An anti-harassment order was issued against Pope in 1995 after he grew angry at an opposing lawyer and the lawyer's female client during a deposition. Pope also has been in trouble with judges over missed deadlines and was removed from a case in 2006 after he told a judge he was too depressed to handle the case effectively. He says he has recovered and is ready to serve on the County Council.

For Hague, questions have centered on the drunken-driving arrest and biographies between 1986 and 2000 that falsely showed her holding a university degree.

A DUI arrest during a political campaign would be damaging to any candidate. Hague's was particularly so, even her friends say.

According to police reports, Hague had to hold on to her car to keep from falling, used foul language with a sheriff's deputy, asked if he didn't have rapists to take off the street, and told a state trooper "it was her husband's fault that she was in the back of a patrol car and being treated like a criminal." Her husband was a passenger in her car.

Hague later said didn't tell anyone about her arrest until news media reported the DUI charge the day of the primary. She was arrested under her married name, Jane Hague Springman.

It was two weeks before Hague met with reporters and publicly apologized to the arresting officers, her County Council colleagues and her constituents. She said she had had "a couple glasses" of wine at a charity auction in Seattle.

A professional evaluation showed she doesn't have a drinking problem, she said, but she vowed not to drink and drive again.

In September, Pope pointed out that published reports between 1991 and 2000 said Hague had a bachelor of science degree from Western Michigan University, but more recent reports either didn't mention her education or said only that she attended the university for four years.

Hague said she was responsible for the earlier, erroneous reports because she may not have proofread staff-written biographies closely enough. Asked about the differing versions, she angrily responded to a reporter, "Are you trying to call me a liar?"

But this month Hague said she initially inflated her résumé in 1986 when she was hired as county records and elections manager.

"This is one of the things I've been thinking about this summer," she said. "I need to be much more careful."

A complaint by Pope led to a state Public Disclosure Commission investigation of Hague's campaign-finance reporting this fall.
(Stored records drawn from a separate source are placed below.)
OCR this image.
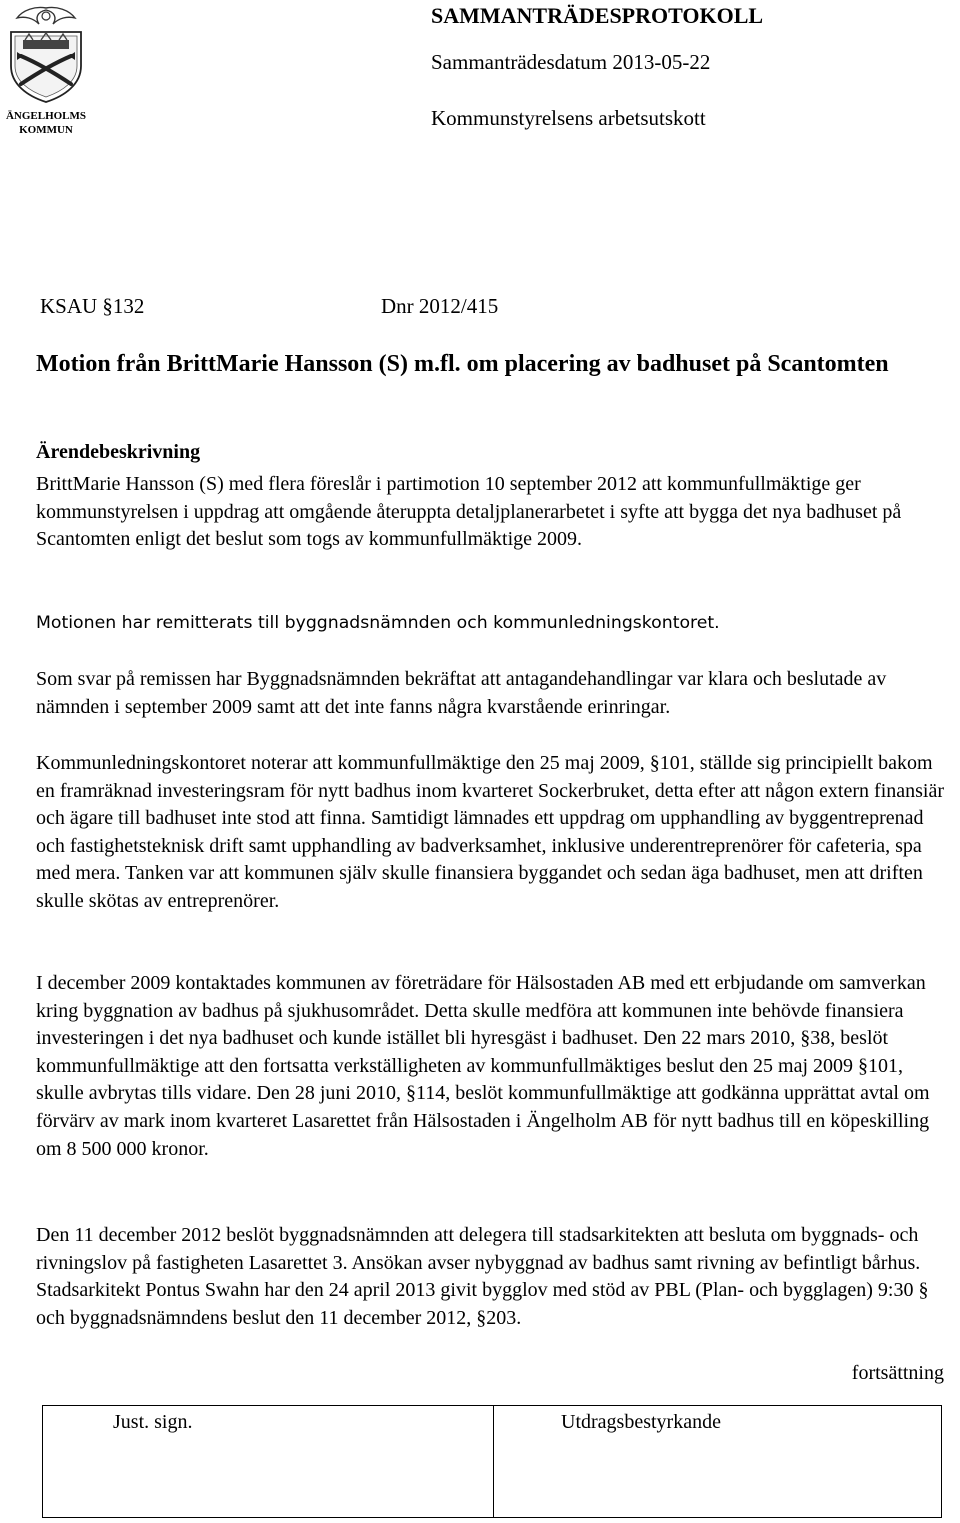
ÄNGELHOLMS
KOMMUN
SAMMANTRÄDESPROTOKOLL
Sammanträdesdatum 2013-05-22
Kommunstyrelsens arbetsutskott
KSAU §132	Dnr 2012/415
Motion från BrittMarie Hansson (S) m.fl. om placering av badhuset på Scantomten
Ärendebeskrivning

BrittMarie Hansson (S) med flera föreslår i partimotion 10 september 2012 att kommunfullmäktige ger kommunstyrelsen i uppdrag att omgående återuppta detaljplanerarbetet i syfte att bygga det nya badhuset på Scantomten enligt det beslut som togs av kommunfullmäktige 2009.

Motionen har remitterats till byggnadsnämnden och kommunledningskontoret.

Som svar på remissen har Byggnadsnämnden bekräftat att antagandehandlingar var klara och beslutade av nämnden i september 2009 samt att det inte fanns några kvarstående erinringar.

Kommunledningskontoret noterar att kommunfullmäktige den 25 maj 2009, §101, ställde sig principiellt bakom en framräknad investeringsram för nytt badhus inom kvarteret Sockerbruket, detta efter att någon extern finansiär och ägare till badhuset inte stod att finna. Samtidigt lämnades ett uppdrag om upphandling av byggentreprenad och fastighetsteknisk drift samt upphandling av badverksamhet, inklusive underentreprenörer för cafeteria, spa med mera. Tanken var att kommunen själv skulle finansiera byggandet och sedan äga badhuset, men att driften skulle skötas av entreprenörer.

I december 2009 kontaktades kommunen av företrädare för Hälsostaden AB med ett erbjudande om samverkan kring byggnation av badhus på sjukhusområdet. Detta skulle medföra att kommunen inte behövde finansiera investeringen i det nya badhuset och kunde istället bli hyresgäst i badhuset. Den 22 mars 2010, §38, beslöt kommunfullmäktige att den fortsatta verkställigheten av kommunfullmäktiges beslut den 25 maj 2009 §101, skulle avbrytas tills vidare. Den 28 juni 2010, §114, beslöt kommunfullmäktige att godkänna upprättat avtal om förvärv av mark inom kvarteret Lasarettet från Hälsostaden i Ängelholm AB för nytt badhus till en köpeskilling om 8 500 000 kronor.

Den 11 december 2012 beslöt byggnadsnämnden att delegera till stadsarkitekten att besluta om byggnads- och rivningslov på fastigheten Lasarettet 3. Ansökan avser nybyggnad av badhus samt rivning av befintligt bårhus. Stadsarkitekt Pontus Swahn har den 24 april 2013 givit bygglov med stöd av PBL (Plan- och bygglagen) 9:30 § och byggnadsnämndens beslut den 11 december 2012, §203.

fortsättning
Just. sign.	Utdragsbestyrkande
In an agreement with the PDC last month, she acknowledged numerous violations and agreed to pay an $8,000 fine.

Hague revealed last year that $144,877 from her 2001 and 2005 council campaigns and her aborted 2004 run for Congress had been stolen by longtime campaign aide Jennifer Hildebrand. Hildebrand cooperated with investigators hired by Hague and pleaded guilty to felony theft. She was sentenced to 160 hours of community service and paid restitution of more than $200,000, including investigative costs.

Hague's response to her arrest and résumé padding have led some critics to say she has a pattern of blaming others for her mistakes.

They point to a 2001 incident in which her SUV collided with a Metro bus in downtown Seattle. She told the driver, "You know it's your fault, don't you?" according to the bus driver's report. When he asked her for her version of the accident, she reportedly responded, "Do you know that I'm your King County councilwoman?"

When several witnesses agreed with the driver that the accident was her fault, the driver reported, Hague said she was being ganged up on "to make sure that this accident would appear to be my fault."

Hague said later she was misquoted and said it was "highly interesting" that news media were told of the accident more than a month after it occurred, in an election year.

Lobbyist and developer Jamie Durkan, who has known Hague for years, said earlier her arrest wouldn't knock her out of the campaign.

"When she ran for County Council, everybody said she didn't have a shot," Durkan said. "She was running against Cary Bozeman, who was a very, very tough candidate, and she won that race. She's a fighter. She's going to fight to retain that job, and she should. She's served the district well."

Democrat Gossett has no desire to see Pope elected to the council. "I believe strongly that she would be, between the two of them, the best representative of the people in that district, despite all the problems that exist."